Experts now consider cyber terrorism a real threat, and small businesses might be more vulnerable than big corporations.

A cyber attack on a major corporation could spell headaches and cost millions of dollars, but a cyber attack on small businesses in certain industries could have a devastating impact on the nation, according to a recent report commissioned by Symantec (NASDAQ:SYMC).

After surveying 1,580 private businesses ranging from 10 employees to more than 10,000 in industries deemed critical infrastructure providers, Symantec found that only one-third of respondents felt “extremely prepared” against cyber attacks launched for political gain.

“Energy, banking, finance, communications, information technology, health care and emergency services are really important to the country,” said Justin Somaini, chief information officer for Mountain View-Calif.-based Symantec.

Attacks were also reported to be more effective in small businesses than in large enterprises that tend to have safeguards for their infrastructures.

“If one of these segments went down because of a cyber attack it can create a national or regional problem.”   He also explained that 80% to 85% of critical infrastructure is in the private sector and a good portion of it is small businesses.

According to Symantec, companies big and small are being targeted more frequently by specific political attacks and are costing businesses a lot of money. 

About half of the survey respondents said they suspected or were “pretty sure” they had been the subject of an attack with a specific political goal in mind. Of the cyber-attack victims, businesses reported being hit 10 times in the past five years

The survey showed the banking and finance sectors reported the most attacks, while IT was the least likely to be attacked.

And businesses aren’t hopeful; 48% of respondents think they will be attacked in the future and 80% think the frequency of attacks will remain the same or increase.

Cyber terrorists attack with different methods; it could mean crashing a company’s Web site, hacking an employee’s information or slowing down a site. If an ambulance company’s system to handle distressed calls is taken down because of a cyber attack, the repercussions could be devastating.

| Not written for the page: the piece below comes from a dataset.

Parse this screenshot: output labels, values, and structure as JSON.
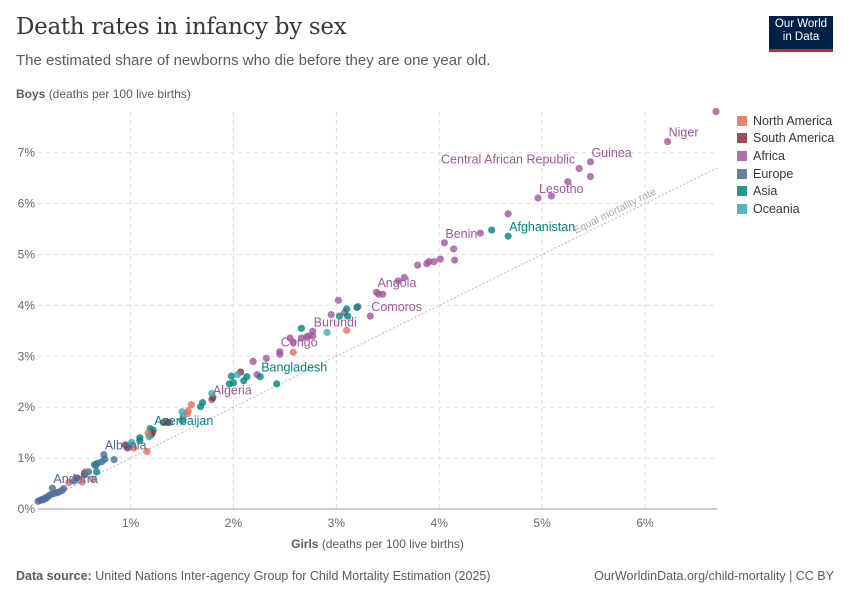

So what can small businesses do to protect themselves from these nefarious attacks? According to Symantec, the first step is to develop and enforce IT polices. The policies need to be clearly defined and implemented across all locations of a business. That way, threats can be indentified and taken care of regardless of what office it happens in.

“Slapping in some software won’t necessarily solve the problem if it’s not consistent and there isn’t a thought process behind it,” said Somaini.

Small businesses can also stay on top of who has access to data and information and how it leaves the office. If the CFO of a company takes his/her laptop home every night and it has key data on it, make sure the home network is as secure as if in the office.

One step that Symantec says can go a long way in protecting computer systems is to make sure the software patches are updated as often as needed. Symantec found in an earlier survey that 60% to 80% of security issues could be resolved by a patch released six months or more ago.